A week before the banquet we were playing the final game of the season, against the second best team. We were undefeated, as were they, and for once we weren’t rolling over the opposing team. Usually we had a 10 run cushion by the final inning (this was before the “mercy rule”), but this game was tight. As I recall, we were leading by one run in the bottom of the seventh inning (the final one in Little League), but the other team was at bat and had a runner on second base with two outs. Unfortunately for the other team, the “everybody plays” rule came into effect for them, and they had to let one of their lowly scrubs bat in this most crucial of moments.


He was a chubby little guy, and as I looked at him standing at the plate, his eyes looked huge, and I could see the fear in them from where I stood covering the third base line. Our coach stood up from the bench, walked halfway to the mound, and began clapping his hands, and repeating to his son, the pitcher. “ It’s OK, Scotty, it’s OK…he’s only a substitute…ONLY A SUBSTITUTE!”


I saw the look in the batters eyes. To this day I can’t describe it accurately. From 40 years away they look hurt, the pressure from a strange grownup, belittling him in front of everyone, his own parents included. I had been that kid for the previous two years. I looked at my coach, and I don’t think I was ever so disillusioned in my life. To think he’d preached these rules about respect and sportsmanship, wouldn’t even let us say, “ Hey batter batter batter” because it was razzing the other team, and we were supposed to be better than that, you don’t razz people, you support your own guys, but here, when the game was on the line, and the chips were down, he stood in front of the world and announced that this little kid was a loser, and nothing to be worried about.

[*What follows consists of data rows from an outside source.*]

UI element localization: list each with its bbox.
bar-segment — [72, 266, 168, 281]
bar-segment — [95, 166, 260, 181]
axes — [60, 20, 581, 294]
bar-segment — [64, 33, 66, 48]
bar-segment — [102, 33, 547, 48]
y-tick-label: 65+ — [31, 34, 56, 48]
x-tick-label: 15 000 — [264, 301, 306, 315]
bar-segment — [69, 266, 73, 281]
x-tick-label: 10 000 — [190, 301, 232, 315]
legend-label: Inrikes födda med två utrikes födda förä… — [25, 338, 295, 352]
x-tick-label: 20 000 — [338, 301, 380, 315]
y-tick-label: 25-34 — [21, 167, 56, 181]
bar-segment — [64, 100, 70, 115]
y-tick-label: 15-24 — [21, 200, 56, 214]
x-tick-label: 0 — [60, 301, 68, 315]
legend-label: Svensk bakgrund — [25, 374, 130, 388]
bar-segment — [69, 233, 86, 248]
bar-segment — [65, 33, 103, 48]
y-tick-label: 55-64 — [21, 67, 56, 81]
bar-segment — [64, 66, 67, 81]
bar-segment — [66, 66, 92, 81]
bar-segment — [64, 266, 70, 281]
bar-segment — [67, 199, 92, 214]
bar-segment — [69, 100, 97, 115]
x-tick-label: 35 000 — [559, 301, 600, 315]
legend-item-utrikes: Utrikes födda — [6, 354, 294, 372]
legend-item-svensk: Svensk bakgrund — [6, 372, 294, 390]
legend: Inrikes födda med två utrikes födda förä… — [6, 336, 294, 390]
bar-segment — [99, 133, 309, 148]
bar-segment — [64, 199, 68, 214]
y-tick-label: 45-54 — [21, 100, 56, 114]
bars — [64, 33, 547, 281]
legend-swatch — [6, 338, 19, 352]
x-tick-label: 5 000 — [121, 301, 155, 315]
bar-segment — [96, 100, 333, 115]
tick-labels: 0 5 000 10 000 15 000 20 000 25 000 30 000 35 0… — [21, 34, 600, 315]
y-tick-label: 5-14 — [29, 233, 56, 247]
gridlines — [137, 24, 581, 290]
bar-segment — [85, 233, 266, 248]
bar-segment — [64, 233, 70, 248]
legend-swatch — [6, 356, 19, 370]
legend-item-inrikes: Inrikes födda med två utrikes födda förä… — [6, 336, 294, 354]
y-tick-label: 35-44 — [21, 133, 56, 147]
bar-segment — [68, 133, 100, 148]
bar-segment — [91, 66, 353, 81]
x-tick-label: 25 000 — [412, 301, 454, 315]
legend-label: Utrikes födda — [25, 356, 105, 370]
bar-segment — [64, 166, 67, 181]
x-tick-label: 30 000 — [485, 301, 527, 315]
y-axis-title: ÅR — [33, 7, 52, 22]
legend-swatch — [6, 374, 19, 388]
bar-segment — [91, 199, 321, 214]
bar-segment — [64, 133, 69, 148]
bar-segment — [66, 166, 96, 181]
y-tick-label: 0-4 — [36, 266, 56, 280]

This man used to take me to church with his family, and invited me once to go on a picnic at a local lake with his family. He was a deacon in his church, and a swell guy. And I learned a bitter lesson about people under pressure, how most times the best intentions crumble under adversity. He was a great coach, the best teacher of skills I ever saw, and unwittingly he taught me a lesson about character I’ve never forgotten.


I’d like to be able to tell you the chubby little substitute struck gold, and caught a break and hammered a ball down the left field line, and slide into home for the winning run. That’s the Hollywood ending, the one we want rather than the one we ought to have. No, he struck out on three pitches, the Medics won again, and years later, the substitute could well be writing an essay just like this one, about the time an opposing coach humiliated him in front of the world, and it was that moment that was in his mind right before he chopped up his whole family.

But that’s, as they say, another story. But I will give you a Hollywood ending that’s a true. About fifteen years later, Randy, the jerk from Indiana who used to pick on me, had relocated to Athens permanently, and was playing in a softball league, and got into a violent argument with the umpire, so violent that the umpire was fearful for his safety, and the Athens Police was called to escort Randy from the ballpark, and yours truly, by then one of Athens Finest, got to drag his beer sodden ass off the field and into my cruiser. Life, my dear Dr. Jan, can be sweet sometimes.


2 comments:

margie said...

Great story, Mark. I played softball for 6 years as a kid -- most of it is a blur. I was never very good, but one summer we had two stoners, Gary & Mike, coach us -- I thought they were hysterical, and they seemed to get a kick out of me and my wildly inappropriate clothes I'd wear to practice (crushed velvet pants on the softball field?). They let me play more than any other past coaches had and you know what? I got better!

Mark said...

Margie--do pictures survive of your "uniform"?